COCAINE – SNOW, COKE, CRACK, THE LADY, THE GIRL

➢ Crack is a very potent form of cocaine

➢ Constricts blood vessels – potent vasoconstrictor

➢ Used as a local anesthetic – eye condition, toes surgery or ear operation

➢ Dopamine receptor

➢ Powerful tolerance as well as physiological and psychological dependence

➢ Intoxication is the same as speed. The most important one is seizure. “Highlight this. They might ask you about cocaine intoxication and seizure.”
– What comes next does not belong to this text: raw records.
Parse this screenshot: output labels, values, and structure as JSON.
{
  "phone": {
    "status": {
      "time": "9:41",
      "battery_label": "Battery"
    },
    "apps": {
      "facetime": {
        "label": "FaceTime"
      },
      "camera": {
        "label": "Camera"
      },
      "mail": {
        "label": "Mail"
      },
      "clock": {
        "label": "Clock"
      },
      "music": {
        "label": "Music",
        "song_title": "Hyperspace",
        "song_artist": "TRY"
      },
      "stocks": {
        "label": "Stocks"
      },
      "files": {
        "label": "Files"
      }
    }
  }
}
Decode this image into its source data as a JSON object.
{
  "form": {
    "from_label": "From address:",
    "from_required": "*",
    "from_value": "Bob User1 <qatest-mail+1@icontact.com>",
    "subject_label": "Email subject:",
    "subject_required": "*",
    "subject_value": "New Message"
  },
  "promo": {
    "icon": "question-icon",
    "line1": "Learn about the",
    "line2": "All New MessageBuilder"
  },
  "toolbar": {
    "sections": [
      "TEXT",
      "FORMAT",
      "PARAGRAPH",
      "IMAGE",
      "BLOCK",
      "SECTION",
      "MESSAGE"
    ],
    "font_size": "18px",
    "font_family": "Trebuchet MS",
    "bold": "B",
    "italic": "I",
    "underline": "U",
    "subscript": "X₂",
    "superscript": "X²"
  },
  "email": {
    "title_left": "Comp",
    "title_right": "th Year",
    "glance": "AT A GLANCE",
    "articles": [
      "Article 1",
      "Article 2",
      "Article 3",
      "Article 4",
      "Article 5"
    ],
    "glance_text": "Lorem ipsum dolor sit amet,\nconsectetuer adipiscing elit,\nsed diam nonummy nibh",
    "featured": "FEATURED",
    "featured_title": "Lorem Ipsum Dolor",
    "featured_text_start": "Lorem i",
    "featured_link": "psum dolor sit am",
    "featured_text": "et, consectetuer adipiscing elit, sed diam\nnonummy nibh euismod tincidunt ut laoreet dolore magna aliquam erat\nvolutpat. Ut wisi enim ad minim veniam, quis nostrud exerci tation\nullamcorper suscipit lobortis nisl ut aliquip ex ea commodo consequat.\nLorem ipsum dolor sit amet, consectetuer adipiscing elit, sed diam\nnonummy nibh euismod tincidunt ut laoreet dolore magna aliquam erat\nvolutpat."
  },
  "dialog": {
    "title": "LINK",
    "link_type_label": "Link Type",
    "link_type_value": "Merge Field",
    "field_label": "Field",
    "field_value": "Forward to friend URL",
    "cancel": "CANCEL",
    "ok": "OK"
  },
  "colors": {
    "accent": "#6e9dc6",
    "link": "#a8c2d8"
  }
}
➢ Formication – tactile hallucinations where the patient has a sensation of bugs crawling on their skin

➢ Physical effects – same effects as amphetamines

▪ HTN

▪ MI

▪ Subaortic hemorrhage

▪ Nasal septum rupture – leads to problems breathing

▪ If using IV: HBV and HIV

▪ Infective endocarditis

➢ Withdrawal is the same as amphetamine withdrawal

▪ Typical name given to withdrawal from the lady is “blue” (sad or depressed) or crashed

▪ Typical depression with vivid nightmares – once again, as seen with amphetamines

➢ Treatment:

▪ Dopamine agonists: stimulates DA receptors so it reduces the trailing: amantadine and bromocriptine

▪ Tricyclic antidepressants (TCAs) – Imipramine or desipramine

VISUAL HALLUCINOGENS

➢ Patients will have:

▪ Visual hallucinations – perceptual abnormalities where the patient sees geometric designs and halos

▪ Derealization – the world is changing and the patient doesn’t feel that they are real.

➢ When patients have a lot of perceptual problems or visual hallucinations, it is called flashback.